Haidi-Stroud Watts: One of the government's major issues with taking stronger action on climate change is how that transition is going to hit jobs, workers and the Australian people, right? Given that you represent so many of these major employers, the most powerful companies like the big miners, like Wesfarmers, is there a plan to be able to decarbonise quickly enough, but also preserve that labour market element?
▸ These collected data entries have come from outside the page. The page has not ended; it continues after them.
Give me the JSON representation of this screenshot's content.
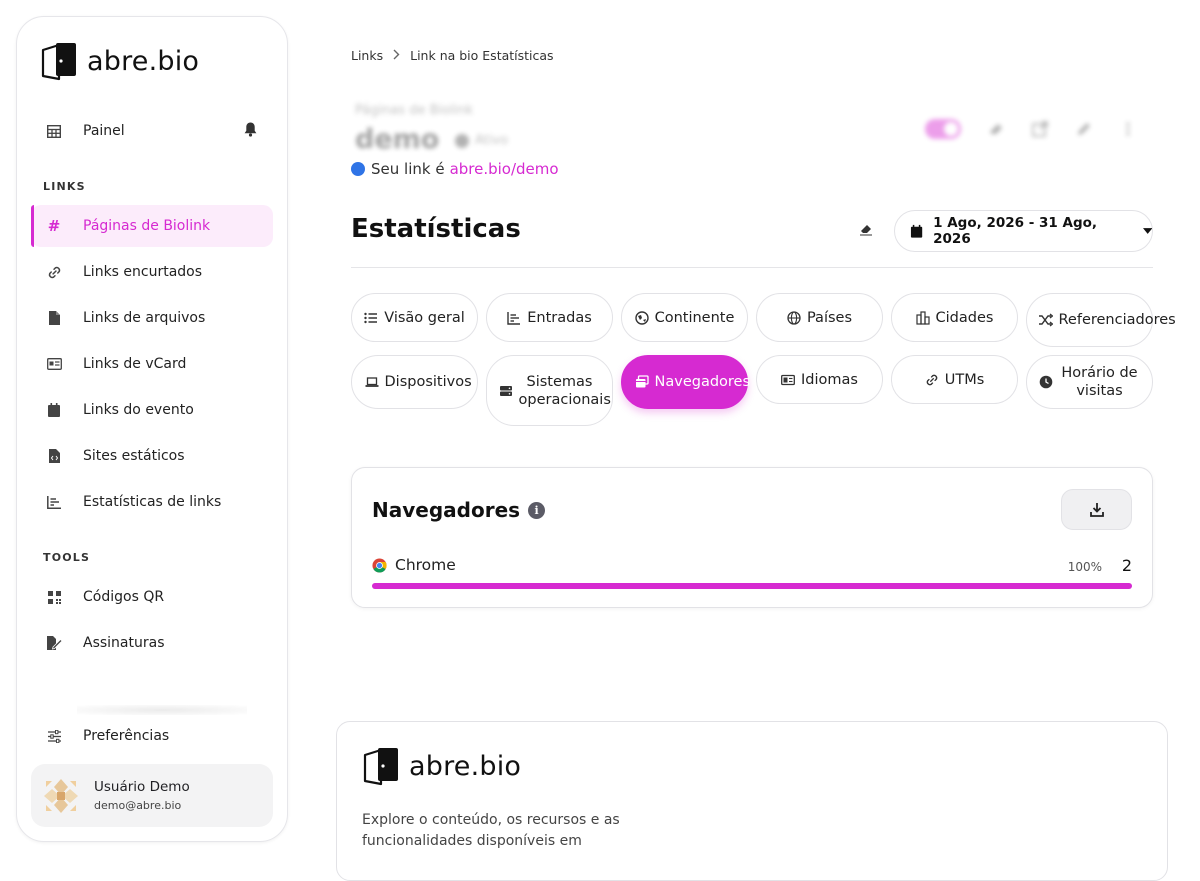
{
  "brand": {
    "name": "abre.bio"
  },
  "sidebar": {
    "painel": "Painel",
    "links_section": "LINKS",
    "items": [
      {
        "label": "Páginas de Biolink",
        "icon": "hashtag-icon",
        "active": true
      },
      {
        "label": "Links encurtados",
        "icon": "link-icon"
      },
      {
        "label": "Links de arquivos",
        "icon": "file-icon"
      },
      {
        "label": "Links de vCard",
        "icon": "id-card-icon"
      },
      {
        "label": "Links do evento",
        "icon": "calendar-icon"
      },
      {
        "label": "Sites estáticos",
        "icon": "file-code-icon"
      },
      {
        "label": "Estatísticas de links",
        "icon": "chart-icon"
      }
    ],
    "tools_section": "TOOLS",
    "tools": [
      {
        "label": "Códigos QR",
        "icon": "qr-icon"
      },
      {
        "label": "Assinaturas",
        "icon": "signature-icon"
      }
    ],
    "preferences": "Preferências",
    "user": {
      "name": "Usuário Demo",
      "email": "demo@abre.bio"
    }
  },
  "breadcrumb": {
    "root": "Links",
    "current": "Link na bio Estatísticas"
  },
  "header": {
    "subtitle": "Páginas de Biolink",
    "title": "demo",
    "status": "Ativo",
    "link_prefix": "Seu link é",
    "link_url": "abre.bio/demo"
  },
  "stats": {
    "title": "Estatísticas",
    "date_range": "1 Ago, 2026 - 31 Ago, 2026"
  },
  "tabs": [
    {
      "label": "Visão geral",
      "icon": "list-icon"
    },
    {
      "label": "Entradas",
      "icon": "chart-icon"
    },
    {
      "label": "Continente",
      "icon": "globe-europe-icon"
    },
    {
      "label": "Países",
      "icon": "globe-icon"
    },
    {
      "label": "Cidades",
      "icon": "city-icon"
    },
    {
      "label": "Referenciadores",
      "icon": "random-icon"
    },
    {
      "label": "Dispositivos",
      "icon": "laptop-icon"
    },
    {
      "label": "Sistemas operacionais",
      "icon": "server-icon"
    },
    {
      "label": "Navegadores",
      "icon": "window-icon",
      "active": true
    },
    {
      "label": "Idiomas",
      "icon": "language-icon"
    },
    {
      "label": "UTMs",
      "icon": "link-icon"
    },
    {
      "label": "Horário de visitas",
      "icon": "clock-icon"
    }
  ],
  "browsers_card": {
    "title": "Navegadores",
    "rows": [
      {
        "name": "Chrome",
        "percent": "100%",
        "count": "2",
        "fraction": 1.0
      }
    ]
  },
  "footer": {
    "text": "Explore o conteúdo, os recursos e as funcionalidades disponíveis em"
  },
  "colors": {
    "accent": "#d62ad1",
    "link_dot": "#2f74e6"
  }
}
Jennifer: Absolutely. I think the big mistake is to assume that by doing nothing nothing is going to happen. Things will happen, I mean the capital market, as you know, are moving very fast in this direction. Business is taking action, whether it's the big miners, bp, Shell, they're taking action to reduce the emissions intensity to get to that net zero. And there's also a huge opportunity here, whether it's in hydrogen or whether it's in green steel, whether it's in the minerals that are going to be needed to power up a battery economy, whether it's in pumped hydro. There are huge opportunities for companies, for regional communities, the challenge is to get those opportunities now, to get in early and make sure Australia gets the lion's share of those.
Haidi-Stroud Watts: Jennifer really great to have you with us. And we appreciate your time this morning.